Conforme a Hidra mucha a água começa a escorrer, aparentemente o corpo enorme da Hidra tapava os canais. Com boa parte da água escorrida todos vêem o monte de tralha acumulada no leito do lago. O elemental de água de Meriadoc vai coletando as coisas, inclusive umas mágicas que Meriadoc detecta, além de vários dinheirinhos e muuuuuitos mortos. Dort arranca um teco do couro da Hidra e Meriadoc uns tecos diversos.

moedas

Na boca da caverna em frente umas criaturinhas se acumulam nas paredes observando os heróis. Eles seguem pela caverna atrás de Kromlek, um puuuta cheiro de carniça e decomposição toma conta de tudo. Vão andando e notam que as criaturinhas só ficam andando pelas paredes, nunca tocam o chão. Uma ondinha passa perto deles, algo se movimentava por baixo dos restos decompostos que lotavam o lugar. Eles e apressam o passo e a movimentação embaixo fica mais forte, logo um minhocão surge do nada pra cima deles, mas todos agem imediatamente e matam o bicho sem muito esforço. Os bichinhos das paredes ficam todos eriçados e barulhentos.

Só mais uma minhoca superdesenvolvida

Só mais uma minhoca superdesenvolvida

Andam mais e Askin começa a sentir uma presença maligna mais a frente, andam e a presença se aproxima, então surge um cara grandão e fortão, todo coberto da meleca que preenche o lugar, ele segura um tecão de metal enferrujado. O povo se prepara pra porrada, mas Lutia de repente atira o martelo que Askin deu pra ela na cabeça do grandão e grita uma frase em língua anã dizendo que agora uma pessoa blá será vingada. O povo desce o cacete no fortão e rapidão mata ele também. Lutia ainda meio invocada segue atrás de Kromlek.

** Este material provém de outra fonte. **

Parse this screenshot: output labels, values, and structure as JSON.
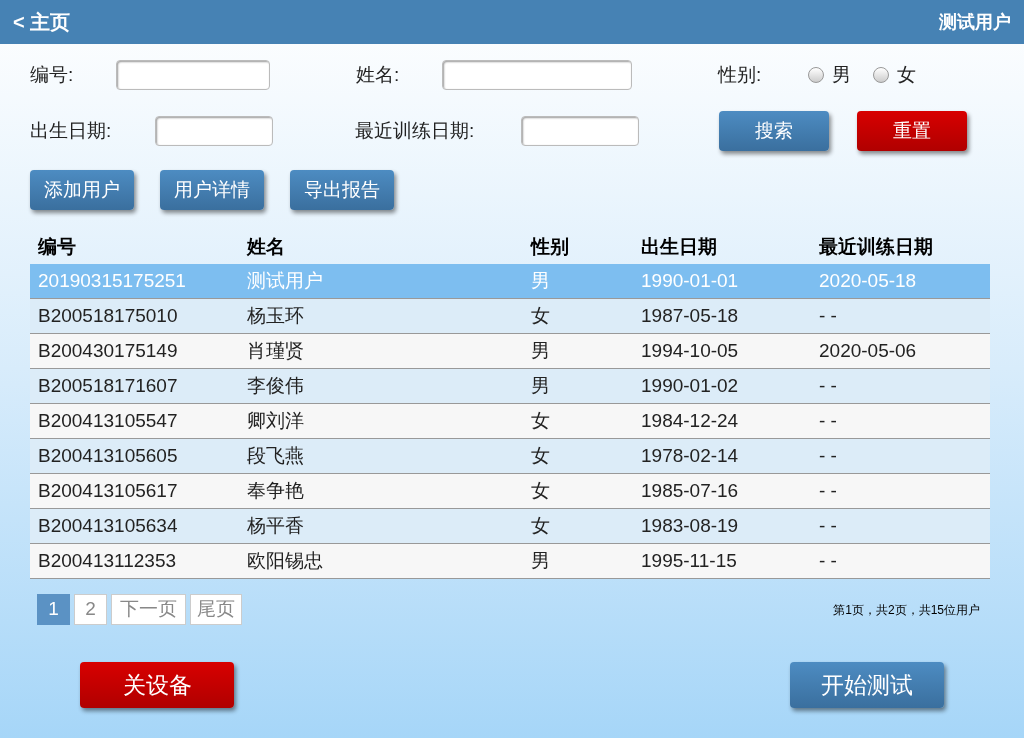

Ele só veio pedir um lencinho, poxa...

Ele só veio pedir um lencinho, poxa...

Mais a frente avista uma silhueta sentada numa pedra. Se aproximam e reconhecem seu amigo anão Kromlek. Mais dois caras daqueles grandões caídos perto dele. Ele está peladão e meio desorientado. Notam que algumas coisinhas nele estão diferentes, seus olhos estão opacos, sua barba e cabelo tem tranças naturais com miçangas mas não parecem cabelo, mais uma grama fininha. Em suas junta há aqueles redemoinhos de madeira, sua pele está sem nenhum ferimento, e parece mais dura. Askin se aproxima e o cobre com sua capa, e oferece a maça dourada dele de volta, mas Kromlek recusa sem explicação. Então Meriadoc lhe oferece o símbolo sagrado mas ele novamente recusa. Então Lutia sai de trás de todo mundo e Kromlek a vê. Ele pára por um momento mas logo se levanta com muito esforço e se ajoelha na frente dela, chama a de majestade. [momento tã nããã que todos esperavam-hehehe] Lutia meio constrangida pega a mão dele e o ajuda a levantar, e diz para saírem de lá logo. Kromlek a segue e quando passa todos vêem em suas costas uma flor enorme cobrindo as costas toda, mas ao contrário do outros que é apenas uma tatuagem a dele parece real, como camadas de pétalas que se movem conforme ele anda. Todos saem da caverna.